I'm primarily an SEO guy, have done both black and nearly white. Not interested in running massive pbns or spamming for the next 10 years, that's why I am going the tech driven / viral site route, since I am really good at seeing creative ways to apply tech, but less interested and able to maintain the scope of a huge modern SEO campaign. I also don't want to turn into a 'content marketer' for life.
 
Just to further what rusvik said...

As a PPC affiliate myself, I find a tremendous amount of value in programming actually that goes way beyond just wanting to learn it.
 
I learned to code just so I can test ideas. For example last week I had a great idea but I wanted to test it. It took me about 6 hours to hack out a simple website + backend code. A freelance coder wanted 15 hours over 2-3 weeks. Sure I could have paid him but I banged it out myself on a Sunday and tested my theory on Monday.

No waiting, no sending code back and forth. Just code -> test -> results.
 
It's one of the most empowering skills available in this world.

You can get a good job in any country in the world, you can work from anywhere you have a computer. You don't need a piece of paper from school to get a job. Costs almost nothing to learn but time.

And if you pick projects that interest you to learn, it's not "work" to learn. It's addicting.

My income has tripled in the past 2 years and I've never seen so much opportunity in any industry.
 
Actually this is kinda funny but I just noticed your (OP) sig. and it says:

Freedom from financial encumbrances, freedom to travel, freedom from bosses, alarm clocks, two-hour commutes; freedom from bad ratios (9-to-5, 5-for-2, 2 weeks every 52 weeks and 8% over 40 years) and freedom to enjoy the world as your playground.

And I can honestly say that I'm about half way there over the last two years all thanks to programming.

I've been travelling for a couple of years now (Europe mostly), work less than I used to, earn a lot more than I used to (probably because I sucked at IM), don't have an alarm, no commute, and no 2-4 weeks off in a year. I have savings and investments which is something I always dreamed about but never managed to acquire as a IMer/service provider (again - I'm a IM peasant).
 
You also have no clue of what opportunities lie ahead or what your niche will be when you're just getting into programming. I thought I wanted A, found I liked C better.

I never knew my job existed, I never could have planned for it because I had no idea it was even a "thing".

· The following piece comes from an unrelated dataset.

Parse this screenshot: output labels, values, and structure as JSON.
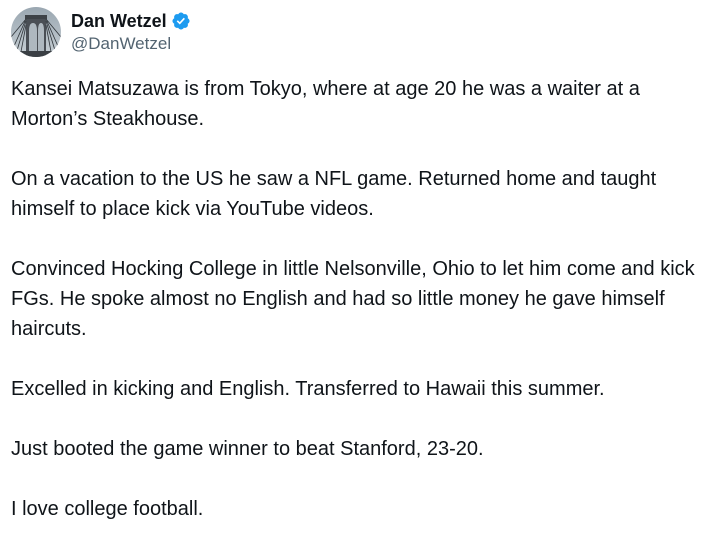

And I don't see a problem with getting six figs for a 9-5...it's a much different work environment than pre $50k...and you still have time to work on your pro bono shit.
 
Mobile
Its nearly impossible to make money doing it unless you are in a job.
No doubt its competitive. But think about what you're saying here. If its possible to make money doing it as a J-O-B, who is out there providing those jobs?

Freelance

Freelance is hyper competitive , millions of Indians and talented Russian programmers with good portfolios. Even if you make money it won't be consistent.
A good programmer, who speaks native English, who understands business and marketing? They shouldn't be playing in the same sandbox as a $20/hour programmer on oDesk.

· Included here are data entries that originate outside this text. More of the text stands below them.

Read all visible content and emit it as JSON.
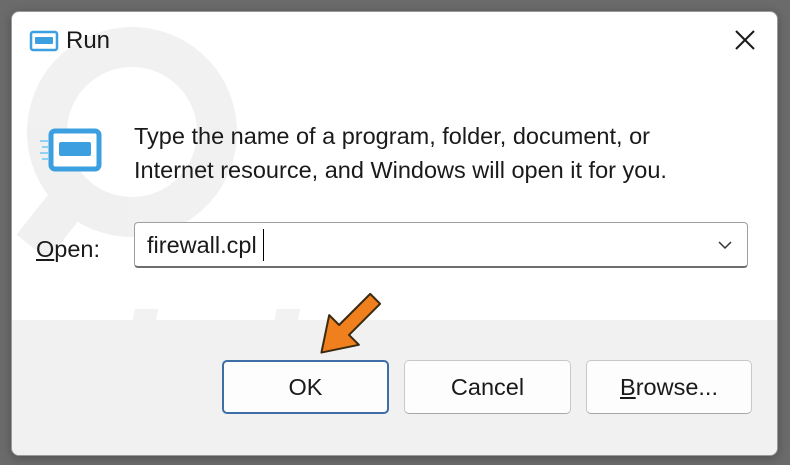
{
  "window": {
    "title": "Run",
    "close_label": "Close"
  },
  "body": {
    "description_line1": "Type the name of a program, folder, document, or",
    "description_line2": "Internet resource, and Windows will open it for you."
  },
  "open": {
    "label_accel": "O",
    "label_rest": "pen:",
    "value": "firewall.cpl"
  },
  "buttons": {
    "ok": "OK",
    "cancel": "Cancel",
    "browse_accel": "B",
    "browse_rest": "rowse..."
  },
  "watermark": {
    "text": "risk.com"
  },
  "colors": {
    "accent": "#3d6ea5",
    "arrow": "#f07f1e",
    "icon_blue": "#3b9fe0"
  },
  "icons": {
    "title": "run-icon",
    "body": "run-icon",
    "close": "close-icon",
    "dropdown": "chevron-down-icon",
    "pointer": "arrow-pointer-icon"
  }
}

If they can't figure out a way to position themselves so they're not competing on price against offshore programmers, they probably don't understand business/marketing as well as they think.


SAAS
The odds of someone starting a successful SAAS are tiny.
Isn't that entrepreneurship in general though?

Only on an IM forum can affiliate marketing be seen as some kind of surefire formula to success, while developing a high-demand skillset and trying to build an actual technology business is seen as a pointless endeavor.

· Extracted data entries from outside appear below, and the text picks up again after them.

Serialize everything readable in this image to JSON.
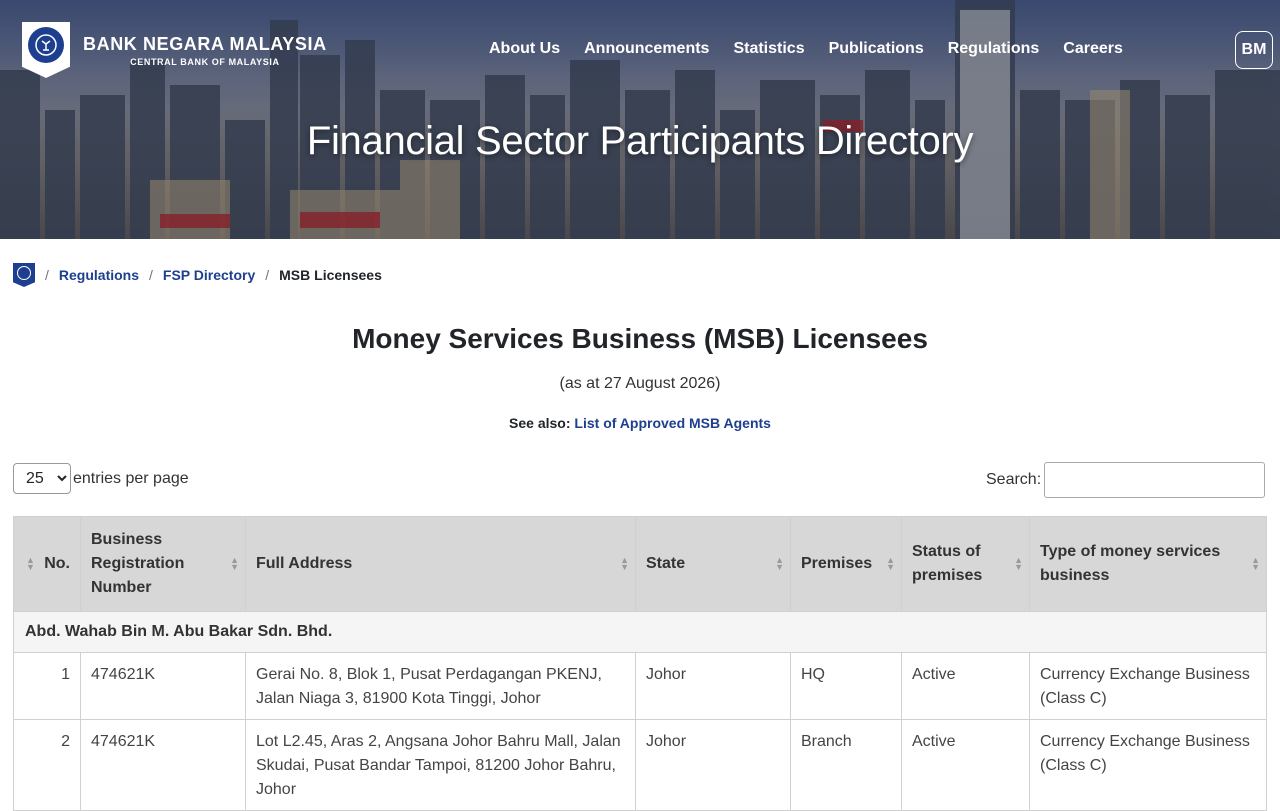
{
  "header": {
    "logo": {
      "line1": "BANK NEGARA MALAYSIA",
      "line2": "CENTRAL BANK OF MALAYSIA"
    },
    "nav": [
      "About Us",
      "Announcements",
      "Statistics",
      "Publications",
      "Regulations",
      "Careers"
    ],
    "language_label": "BM",
    "hero_title": "Financial Sector Participants Directory"
  },
  "breadcrumb": {
    "items": [
      "Regulations",
      "FSP Directory"
    ],
    "current": "MSB Licensees",
    "separator": "/"
  },
  "main": {
    "title": "Money Services Business (MSB) Licensees",
    "as_at": "(as at 27 August 2026)",
    "see_also_label": "See also:",
    "see_also_link": "List of Approved MSB Agents"
  },
  "controls": {
    "entries_value": "25",
    "entries_label": "entries per page",
    "search_label": "Search:",
    "search_value": ""
  },
  "table": {
    "headers": [
      "No.",
      "Business Registration Number",
      "Full Address",
      "State",
      "Premises",
      "Status of premises",
      "Type of money services business"
    ],
    "group": "Abd. Wahab Bin M. Abu Bakar Sdn. Bhd.",
    "rows": [
      {
        "no": "1",
        "brn": "474621K",
        "address": "Gerai No. 8, Blok 1, Pusat Perdagangan PKENJ, Jalan Niaga 3, 81900 Kota Tinggi, Johor",
        "state": "Johor",
        "premises": "HQ",
        "status": "Active",
        "type": "Currency Exchange Business (Class C)"
      },
      {
        "no": "2",
        "brn": "474621K",
        "address": "Lot L2.45, Aras 2, Angsana Johor Bahru Mall, Jalan Skudai, Pusat Bandar Tampoi, 81200 Johor Bahru, Johor",
        "state": "Johor",
        "premises": "Branch",
        "status": "Active",
        "type": "Currency Exchange Business (Class C)"
      }
    ]
  },
  "icons": {
    "search": "search-icon",
    "home": "home-logo-icon",
    "sort": "sort-icon"
  },
  "colors": {
    "link": "#1e3f8f",
    "header_bg": "#d7d7d7",
    "group_bg": "#f5f5f5"
  }
}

I've seen company's with 7 fig budgets and amazing programmers fail.
So? Talented people with large budgets have failed in every field.

Demand Media had a 1.5 billion dollar market cap at one point, now its barely above 100 million and almost none of that comes from their content business. Does that mean an individual SEO can't beat Panda and make a good living?

Fab.com blew through 300 million in VC money in 2 years, does that mean no one can ever start a successful e-commerce business?
 
What's wrong with learning something for the sake of learning something new?